Spotify is now such a part of my routine—it fuels my weekend run, provides the soundtrack for sing-alongs in the car, and feeds me podcasts for my daily commute—that I sometimes forget how improbable its rise was. In his revealing cover story, writer (and former Fast Company editor) Robert Safian reminds us of Spotify’s humble origins, and how, against all odds, cofounder and CEO Daniel Ek and his team persuaded record labels and consumers to embrace the platform—transforming the music business in the process. But deputy editor David Lidsky, who masterfully edited the story, notes that Spotify’s dominance in no way assures its future success; in fact, music labels are eager to support the streaming ambitions of Apple, Amazon, YouTube, Tencent, and even Facebook to keep Spotify from concentrating power. “This is why Spotify is one of the more tenuous $30 billion success stories you’ll ever encounter,” Lidsky says. It’s a fascinating tale, and one you’ll read only in Fast Company.
This issue features another unlikely success story. Editor-at-large Burt Helm introduces us to Deja Baker, a U.S. Navy veteran who bounced back from a series of personal and professional setbacks, scrimped to get herself through coding boot camp, and landed a job as a software engineer. Baker doesn’t have the typical coder résumé—and that’s the point of Helm’s story, which is part of Fast Company’s first-ever talent guide.

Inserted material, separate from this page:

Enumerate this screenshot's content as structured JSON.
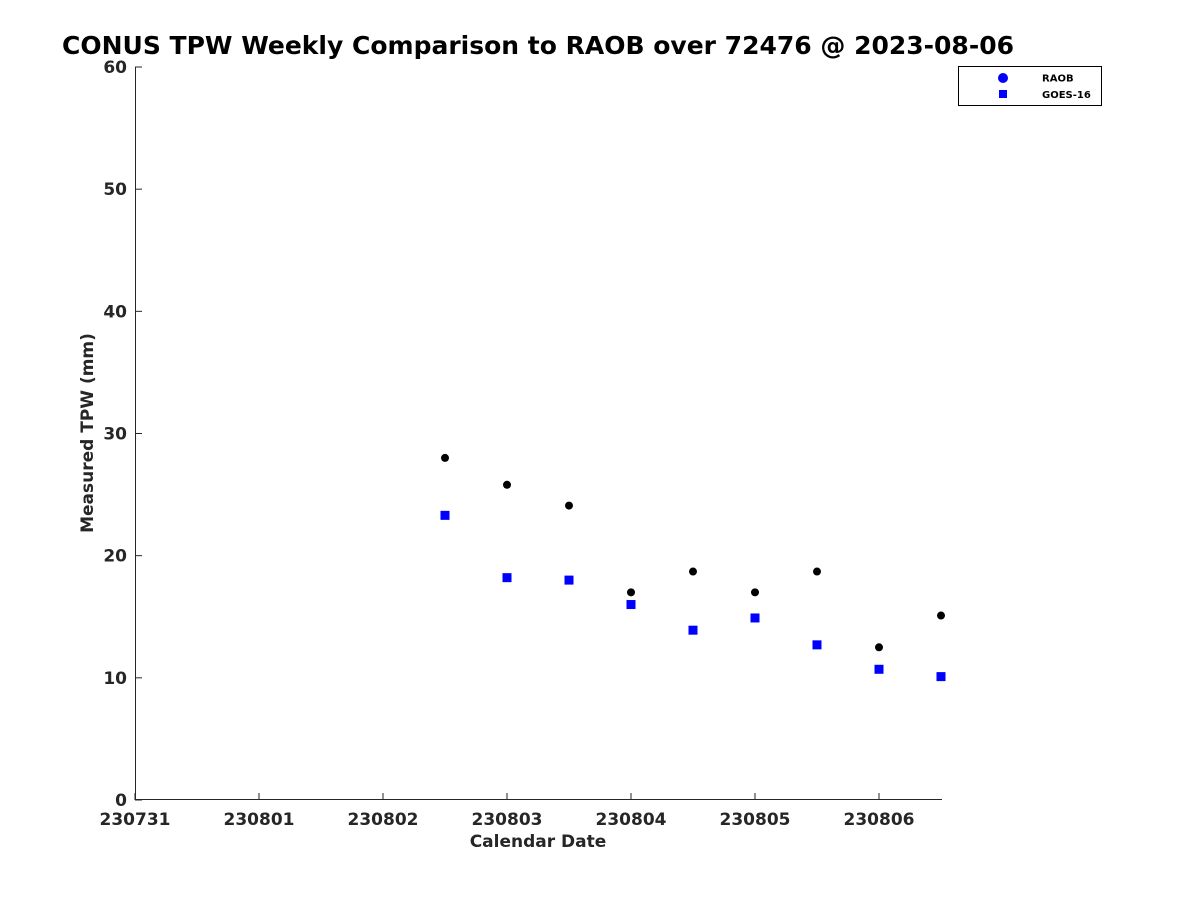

The rules for hiring have changed, and I asked contributing editor Jay Woodruff to produce a portfolio of stories and statistics to help companies understand where their next great employees might come from—and to help high-potential workers become superstars. The resulting package is full of surprises. Who knew that more newly hired data developers in the U.S. came from Jawaharlal Nehru Technological University than UC Berkeley? Or that artificial intelligence enables Unilever to whittle 275,000 job applicants down to 300?
We are in a data-driven new world of hiring, yet some things don’t change. What makes someone like Deja Baker an exceptional hire isn’t only her aptitude, it is her determination and spirit—and I’m not sure that’s something an algorithm can capture.